To ensure the best outcome, Rabbi Gruber and his wife traveled to Rochester from Chicago every couple of months for the procedure. Each time, they were pleased with the care the rabbi received.
"The nurses are wonderful," Rabbi Gruber says. "When they roll me into the room for the procedure, they make me feel more relaxed and at ease."
"We felt such confidence in Dr. Martin," Barbara says. "He always makes us feel at home."
With each visit to Rochester, Rabbi Gruber was able to go longer periods of time without being homebound by extreme itching and fatigue.
"Recurrent dilation and stenting have afforded him a minimally invasive way to keep his liver functioning and relieve symptoms," Dr. Martin says. "For him, it restores quality of life and functionality."
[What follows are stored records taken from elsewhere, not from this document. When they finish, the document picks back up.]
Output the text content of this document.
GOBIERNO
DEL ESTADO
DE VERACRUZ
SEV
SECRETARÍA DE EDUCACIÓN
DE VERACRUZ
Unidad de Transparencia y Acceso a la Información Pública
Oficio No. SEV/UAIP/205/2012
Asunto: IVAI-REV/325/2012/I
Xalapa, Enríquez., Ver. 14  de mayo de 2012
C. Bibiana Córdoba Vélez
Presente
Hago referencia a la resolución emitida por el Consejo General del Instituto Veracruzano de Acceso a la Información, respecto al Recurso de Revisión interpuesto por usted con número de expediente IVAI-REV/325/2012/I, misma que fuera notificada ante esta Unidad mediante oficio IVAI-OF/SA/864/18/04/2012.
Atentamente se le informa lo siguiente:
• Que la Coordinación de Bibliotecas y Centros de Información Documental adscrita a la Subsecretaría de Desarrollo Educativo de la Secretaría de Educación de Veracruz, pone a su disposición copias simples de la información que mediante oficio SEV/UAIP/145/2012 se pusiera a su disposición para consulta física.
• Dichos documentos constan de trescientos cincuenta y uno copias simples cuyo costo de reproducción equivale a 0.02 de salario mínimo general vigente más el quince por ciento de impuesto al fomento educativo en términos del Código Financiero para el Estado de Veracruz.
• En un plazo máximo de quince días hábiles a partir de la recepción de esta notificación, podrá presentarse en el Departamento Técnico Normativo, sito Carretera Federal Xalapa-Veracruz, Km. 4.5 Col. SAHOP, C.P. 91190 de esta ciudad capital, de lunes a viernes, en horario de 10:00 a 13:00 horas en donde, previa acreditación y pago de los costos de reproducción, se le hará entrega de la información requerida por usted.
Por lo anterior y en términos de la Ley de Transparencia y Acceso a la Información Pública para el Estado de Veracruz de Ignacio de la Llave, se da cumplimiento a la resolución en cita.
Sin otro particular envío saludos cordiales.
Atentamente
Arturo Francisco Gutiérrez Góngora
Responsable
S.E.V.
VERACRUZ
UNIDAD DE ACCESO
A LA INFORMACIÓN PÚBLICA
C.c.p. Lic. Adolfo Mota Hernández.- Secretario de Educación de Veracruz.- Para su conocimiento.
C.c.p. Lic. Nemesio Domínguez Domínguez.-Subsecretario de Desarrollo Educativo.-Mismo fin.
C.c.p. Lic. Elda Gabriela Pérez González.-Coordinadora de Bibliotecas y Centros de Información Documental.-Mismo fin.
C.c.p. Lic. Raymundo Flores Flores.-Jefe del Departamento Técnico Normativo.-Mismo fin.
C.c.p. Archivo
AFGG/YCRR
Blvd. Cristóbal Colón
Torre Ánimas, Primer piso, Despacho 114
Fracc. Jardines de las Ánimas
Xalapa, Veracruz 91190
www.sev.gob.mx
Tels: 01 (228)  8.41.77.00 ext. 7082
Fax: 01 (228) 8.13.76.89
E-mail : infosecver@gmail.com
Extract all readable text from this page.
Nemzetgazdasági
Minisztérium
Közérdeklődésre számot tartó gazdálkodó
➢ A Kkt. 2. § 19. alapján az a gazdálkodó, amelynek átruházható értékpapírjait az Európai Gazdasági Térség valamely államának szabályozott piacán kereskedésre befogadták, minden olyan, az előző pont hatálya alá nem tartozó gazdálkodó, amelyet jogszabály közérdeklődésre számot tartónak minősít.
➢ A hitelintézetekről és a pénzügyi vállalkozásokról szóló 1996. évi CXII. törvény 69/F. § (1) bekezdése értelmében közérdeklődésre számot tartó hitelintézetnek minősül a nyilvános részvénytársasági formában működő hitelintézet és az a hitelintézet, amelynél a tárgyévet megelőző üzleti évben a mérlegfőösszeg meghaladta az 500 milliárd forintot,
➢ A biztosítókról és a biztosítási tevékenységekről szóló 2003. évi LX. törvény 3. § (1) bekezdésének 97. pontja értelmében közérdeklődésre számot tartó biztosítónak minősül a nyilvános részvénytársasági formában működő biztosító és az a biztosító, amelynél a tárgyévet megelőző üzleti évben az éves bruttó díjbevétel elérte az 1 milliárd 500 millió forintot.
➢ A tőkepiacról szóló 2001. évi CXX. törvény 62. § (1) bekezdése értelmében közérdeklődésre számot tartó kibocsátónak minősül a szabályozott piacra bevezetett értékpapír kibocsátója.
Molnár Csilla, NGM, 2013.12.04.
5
Several months ago, Rabbi Gruber finally was able to resume his classes. "Being able to share my insights on the Talmud and the Torah gives me a lot of joy," he says.
In December 2018, the rabbi felt well enough to teach both early morning and late-afternoon classes at the synagogue. "That was the first time in a year and a half that he could do that," Barbara says. "It was a big breakthrough."
With Rabbi Gruber's life no longer limited by health concerns, the Grubers are grateful for the compassionate care he received at Mayo Clinic that's restored his ability to teach.
"There are a lot of good doctors out there, but Dr. Martin really treats us like family," Barbara says. "He's shown us a level of caring that I've never seen from anyone else."
"When we go to Mayo, my personal feeling is I'm going to see a good friend," Rabbi Gruber says.
For Dr. Martin, being able to develop and maintain that type of relationship with a patient is crucial.
"It's the human side as well as the expertise we offer at Mayo," Dr. Martin says. "People know when you care about them, rather than just caring for them, and that's what keeps people coming back."